Inquiry on the article: Efficient leave-one-out cross-validation for Bayesian non-factorized normal and Student-t models

Dear all,

I am Alejandro, I am currently writing a paper, that involves the stacking methodology for prediction with different models. At this moment, I am working with the multivariate normal distribution and non-independent data. I proceed to read the paper “Efficient leave-one-out cross-validation for Bayesian non-factorized normal and Student-t models” in which, one of the authors is @avehtari. I understood that there is a closed expression to get the leave-one out predictive distribution, specifically, for my case, p\left(y_i \mid y_{-i}, \theta\right) is univariate normal with parameters \tilde{\mu}_i=\mu_i+\sigma_{i,-i} \Sigma_{-i}^{-1}\left(y_{-i}-\mu_{-i}\right) and
\tilde{\sigma}_i=\sigma_{i i}+\sigma_{i,-i} \Sigma_{-i}^{-1} \sigma_{-i, i}

I was recovering the stacking weights using the loo_model_weights(x) function from the loo package. The thing is, that I realize I was considering x as the matrices generated by p\left(y_i \mid y_{-i}, \theta\right) instead of the matrices generated by the individual log-likelihoods p\left(y_i \mid \theta, M_k\right) as indicated in the package.

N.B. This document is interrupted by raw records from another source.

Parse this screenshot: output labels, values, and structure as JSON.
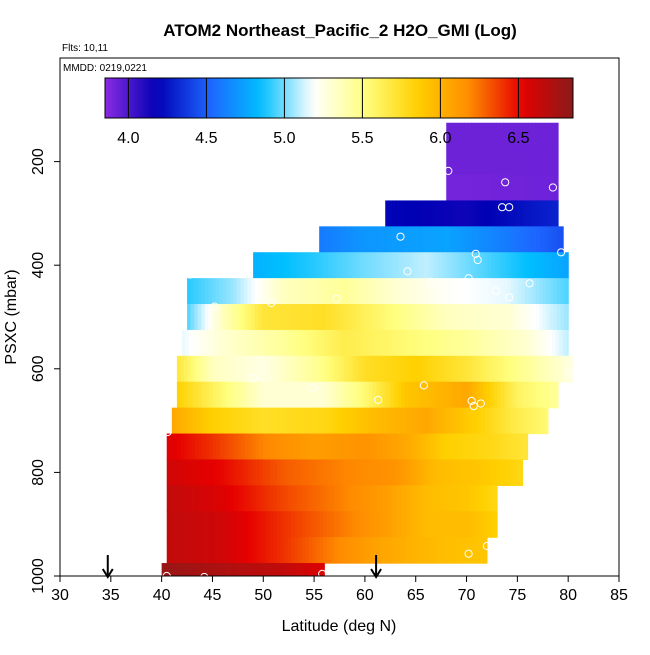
{
  "chart_data": {
    "type": "heatmap",
    "title": "ATOM2 Northeast_Pacific_2 H2O_GMI (Log)",
    "flights_text": "Flts: 10,11",
    "dates_text": "MMDD: 0219,0221",
    "xlabel": "Latitude (deg N)",
    "ylabel": "PSXC (mbar)",
    "xlim": [
      30,
      85
    ],
    "ylim": [
      1000,
      0
    ],
    "x_ticks": [
      "30",
      "35",
      "40",
      "45",
      "50",
      "55",
      "60",
      "65",
      "70",
      "75",
      "80",
      "85"
    ],
    "y_ticks": [
      "200",
      "400",
      "600",
      "800",
      "1000"
    ],
    "colorbar": {
      "range": [
        3.85,
        6.85
      ],
      "ticks": [
        "4.0",
        "4.5",
        "5.0",
        "5.5",
        "6.0",
        "6.5"
      ],
      "tick_values": [
        4.0,
        4.5,
        5.0,
        5.5,
        6.0,
        6.5
      ],
      "stops": [
        "#8a2be2",
        "#0000b4",
        "#1e64ff",
        "#00bfff",
        "#ffffff",
        "#ffff80",
        "#ffd000",
        "#ff8c00",
        "#e60000",
        "#8b1a1a"
      ]
    },
    "bands": [
      {
        "p_top": 125,
        "p_bot": 175,
        "lat_start": 68.0,
        "lat_end": 79.0,
        "knots": [
          [
            68.0,
            3.92
          ],
          [
            79.0,
            3.92
          ]
        ]
      },
      {
        "p_top": 175,
        "p_bot": 225,
        "lat_start": 68.0,
        "lat_end": 79.0,
        "knots": [
          [
            68.0,
            3.92
          ],
          [
            79.0,
            3.92
          ]
        ]
      },
      {
        "p_top": 225,
        "p_bot": 275,
        "lat_start": 68.0,
        "lat_end": 79.0,
        "knots": [
          [
            68.0,
            3.9
          ],
          [
            79.0,
            3.92
          ]
        ]
      },
      {
        "p_top": 275,
        "p_bot": 325,
        "lat_start": 62.0,
        "lat_end": 79.0,
        "knots": [
          [
            62.0,
            4.2
          ],
          [
            70.0,
            4.15
          ],
          [
            79.0,
            4.3
          ]
        ]
      },
      {
        "p_top": 325,
        "p_bot": 375,
        "lat_start": 55.5,
        "lat_end": 79.5,
        "knots": [
          [
            55.5,
            4.6
          ],
          [
            60.0,
            4.7
          ],
          [
            68.0,
            4.75
          ],
          [
            74.0,
            4.6
          ],
          [
            79.5,
            4.45
          ]
        ]
      },
      {
        "p_top": 375,
        "p_bot": 425,
        "lat_start": 49.0,
        "lat_end": 80.0,
        "knots": [
          [
            49.0,
            4.8
          ],
          [
            55.0,
            4.9
          ],
          [
            60.0,
            5.0
          ],
          [
            66.0,
            5.1
          ],
          [
            72.0,
            4.95
          ],
          [
            76.0,
            4.85
          ],
          [
            80.0,
            4.75
          ]
        ]
      },
      {
        "p_top": 425,
        "p_bot": 475,
        "lat_start": 42.5,
        "lat_end": 80.0,
        "knots": [
          [
            42.5,
            4.9
          ],
          [
            47.0,
            5.05
          ],
          [
            52.0,
            5.35
          ],
          [
            58.0,
            5.45
          ],
          [
            63.0,
            5.3
          ],
          [
            68.0,
            5.2
          ],
          [
            74.0,
            5.15
          ],
          [
            80.0,
            4.95
          ]
        ]
      },
      {
        "p_top": 475,
        "p_bot": 525,
        "lat_start": 42.5,
        "lat_end": 80.0,
        "knots": [
          [
            42.5,
            4.95
          ],
          [
            46.0,
            5.35
          ],
          [
            50.0,
            5.7
          ],
          [
            56.0,
            5.75
          ],
          [
            62.0,
            5.55
          ],
          [
            68.0,
            5.35
          ],
          [
            74.0,
            5.3
          ],
          [
            80.0,
            5.05
          ]
        ]
      },
      {
        "p_top": 525,
        "p_bot": 575,
        "lat_start": 42.0,
        "lat_end": 80.0,
        "knots": [
          [
            42.0,
            5.15
          ],
          [
            46.0,
            5.3
          ],
          [
            52.0,
            5.45
          ],
          [
            58.0,
            5.65
          ],
          [
            64.0,
            5.55
          ],
          [
            70.0,
            5.45
          ],
          [
            76.0,
            5.3
          ],
          [
            80.0,
            5.1
          ]
        ]
      },
      {
        "p_top": 575,
        "p_bot": 625,
        "lat_start": 41.5,
        "lat_end": 80.5,
        "knots": [
          [
            41.5,
            5.7
          ],
          [
            45.0,
            5.35
          ],
          [
            50.0,
            5.25
          ],
          [
            55.0,
            5.45
          ],
          [
            60.0,
            5.75
          ],
          [
            65.0,
            5.85
          ],
          [
            70.0,
            5.7
          ],
          [
            76.0,
            5.45
          ],
          [
            80.5,
            5.25
          ]
        ]
      },
      {
        "p_top": 625,
        "p_bot": 675,
        "lat_start": 41.5,
        "lat_end": 79.0,
        "knots": [
          [
            41.5,
            5.85
          ],
          [
            46.0,
            5.55
          ],
          [
            50.0,
            5.3
          ],
          [
            56.0,
            5.3
          ],
          [
            60.0,
            5.55
          ],
          [
            64.0,
            5.9
          ],
          [
            70.0,
            6.05
          ],
          [
            75.0,
            5.6
          ],
          [
            79.0,
            5.45
          ]
        ]
      },
      {
        "p_top": 675,
        "p_bot": 725,
        "lat_start": 41.0,
        "lat_end": 78.0,
        "knots": [
          [
            41.0,
            6.05
          ],
          [
            45.0,
            5.85
          ],
          [
            50.0,
            5.75
          ],
          [
            56.0,
            5.8
          ],
          [
            61.0,
            5.95
          ],
          [
            66.0,
            6.05
          ],
          [
            71.0,
            5.85
          ],
          [
            75.0,
            5.65
          ],
          [
            78.0,
            5.55
          ]
        ]
      },
      {
        "p_top": 725,
        "p_bot": 775,
        "lat_start": 40.5,
        "lat_end": 76.0,
        "knots": [
          [
            40.5,
            6.55
          ],
          [
            45.0,
            6.4
          ],
          [
            50.0,
            6.2
          ],
          [
            55.0,
            6.1
          ],
          [
            60.0,
            6.15
          ],
          [
            64.0,
            6.05
          ],
          [
            68.0,
            5.85
          ],
          [
            72.0,
            5.8
          ],
          [
            76.0,
            5.7
          ]
        ]
      },
      {
        "p_top": 775,
        "p_bot": 825,
        "lat_start": 40.5,
        "lat_end": 75.5,
        "knots": [
          [
            40.5,
            6.6
          ],
          [
            46.0,
            6.5
          ],
          [
            52.0,
            6.3
          ],
          [
            58.0,
            6.2
          ],
          [
            63.0,
            6.15
          ],
          [
            67.0,
            5.95
          ],
          [
            71.0,
            5.9
          ],
          [
            75.5,
            5.8
          ]
        ]
      },
      {
        "p_top": 825,
        "p_bot": 875,
        "lat_start": 40.5,
        "lat_end": 73.0,
        "knots": [
          [
            40.5,
            6.65
          ],
          [
            46.0,
            6.55
          ],
          [
            52.0,
            6.35
          ],
          [
            58.0,
            6.2
          ],
          [
            62.0,
            6.1
          ],
          [
            66.0,
            5.95
          ],
          [
            70.0,
            5.9
          ],
          [
            73.0,
            5.8
          ]
        ]
      },
      {
        "p_top": 875,
        "p_bot": 925,
        "lat_start": 40.5,
        "lat_end": 73.0,
        "knots": [
          [
            40.5,
            6.65
          ],
          [
            46.0,
            6.6
          ],
          [
            52.0,
            6.4
          ],
          [
            57.0,
            6.25
          ],
          [
            62.0,
            6.1
          ],
          [
            66.0,
            5.95
          ],
          [
            70.0,
            5.95
          ],
          [
            73.0,
            5.85
          ]
        ]
      },
      {
        "p_top": 925,
        "p_bot": 975,
        "lat_start": 40.5,
        "lat_end": 72.0,
        "knots": [
          [
            40.5,
            6.65
          ],
          [
            46.0,
            6.6
          ],
          [
            52.0,
            6.4
          ],
          [
            57.0,
            6.2
          ],
          [
            62.0,
            6.05
          ],
          [
            67.0,
            5.95
          ],
          [
            72.0,
            5.9
          ]
        ]
      },
      {
        "p_top": 975,
        "p_bot": 1025,
        "lat_start": 40.0,
        "lat_end": 56.0,
        "knots": [
          [
            40.0,
            6.8
          ],
          [
            44.0,
            6.75
          ],
          [
            48.0,
            6.7
          ],
          [
            52.0,
            6.65
          ],
          [
            56.0,
            6.55
          ]
        ]
      }
    ],
    "points": [
      [
        68.2,
        218
      ],
      [
        73.8,
        240
      ],
      [
        78.5,
        250
      ],
      [
        73.5,
        288
      ],
      [
        74.2,
        288
      ],
      [
        63.5,
        345
      ],
      [
        70.9,
        378
      ],
      [
        71.1,
        390
      ],
      [
        79.3,
        375
      ],
      [
        42.8,
        418
      ],
      [
        64.2,
        412
      ],
      [
        66.5,
        432
      ],
      [
        70.2,
        425
      ],
      [
        76.2,
        435
      ],
      [
        72.9,
        450
      ],
      [
        74.2,
        462
      ],
      [
        57.2,
        465
      ],
      [
        50.8,
        473
      ],
      [
        45.2,
        480
      ],
      [
        49.0,
        618
      ],
      [
        54.9,
        638
      ],
      [
        65.8,
        632
      ],
      [
        80.2,
        608
      ],
      [
        61.3,
        660
      ],
      [
        70.5,
        662
      ],
      [
        70.7,
        672
      ],
      [
        71.4,
        667
      ],
      [
        40.6,
        722
      ],
      [
        72.0,
        942
      ],
      [
        70.2,
        957
      ],
      [
        40.5,
        1000
      ],
      [
        44.2,
        1002
      ],
      [
        55.8,
        996
      ]
    ],
    "arrows_lat": [
      34.7,
      61.1
    ]
  }
}
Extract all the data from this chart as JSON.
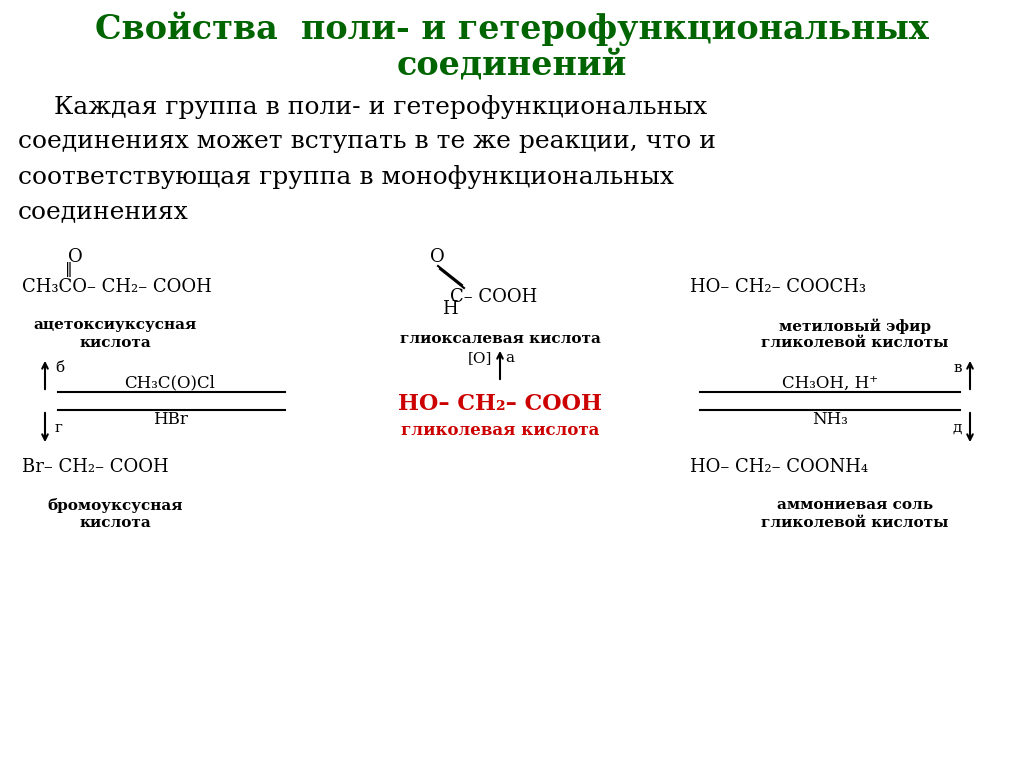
{
  "title_line1": "Свойства  поли- и гетерофункциональных",
  "title_line2": "соединений",
  "title_color": "#006400",
  "body_line1": "   Каждая группа в поли- и гетерофункциональных",
  "body_line2": "соединениях может вступать в те же реакции, что и",
  "body_line3": "соответствующая группа в монофункциональных",
  "body_line4": "соединениях",
  "body_color": "#000000",
  "background_color": "#ffffff",
  "compound_color": "#000000",
  "highlight_color": "#cc0000"
}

I am pretty sure I am wrong, I supposed I got confused. So, my question is: is there a way of doing stacking using loo with the income being the matrices generated by p\left(y_i \mid y_{-i}, \theta\right) or should I proceed to do stacking manually?. I suppose this is possible, since the problem is basically solve,

\max _{w \in \mathcal{S}_K} \frac{1}{n} \sum_{i=1}^n \log \sum_{k=1}^K w_k p\left(y_i \mid y_{-i}, M_k\right)

and I already know how to compute p\left(y_i \mid y_{-i},M_k\right). Am I wrong? is there an easier way of doing it?

I would appreciate any help,

Thanks in advance,

Best regards,

Two things.

First, you might want to check out @yuling et al. on stacking—it’s the same authors more or less as the LOO paper:

Second, with an autoregressive time series like this, you probably want leave future out evaluations. Luckily, @avehtari et al. have you covered there, too, with their “Leave future out” paper:

https://www.tandfonline.com/doi/full/10.1080/00949655.2020.1783262

You can combine the analytic equation for the multivariate normal part and importance sampling for the other parameters, as discussed in the Section 3 of the paper “Efficient leave-one-out cross-validation for Bayesian non-factorized normal and Student-t models” (check the steps). You should give the matrix with \log p(y_i | y_{-i}, \theta^{(s)}) to loo package.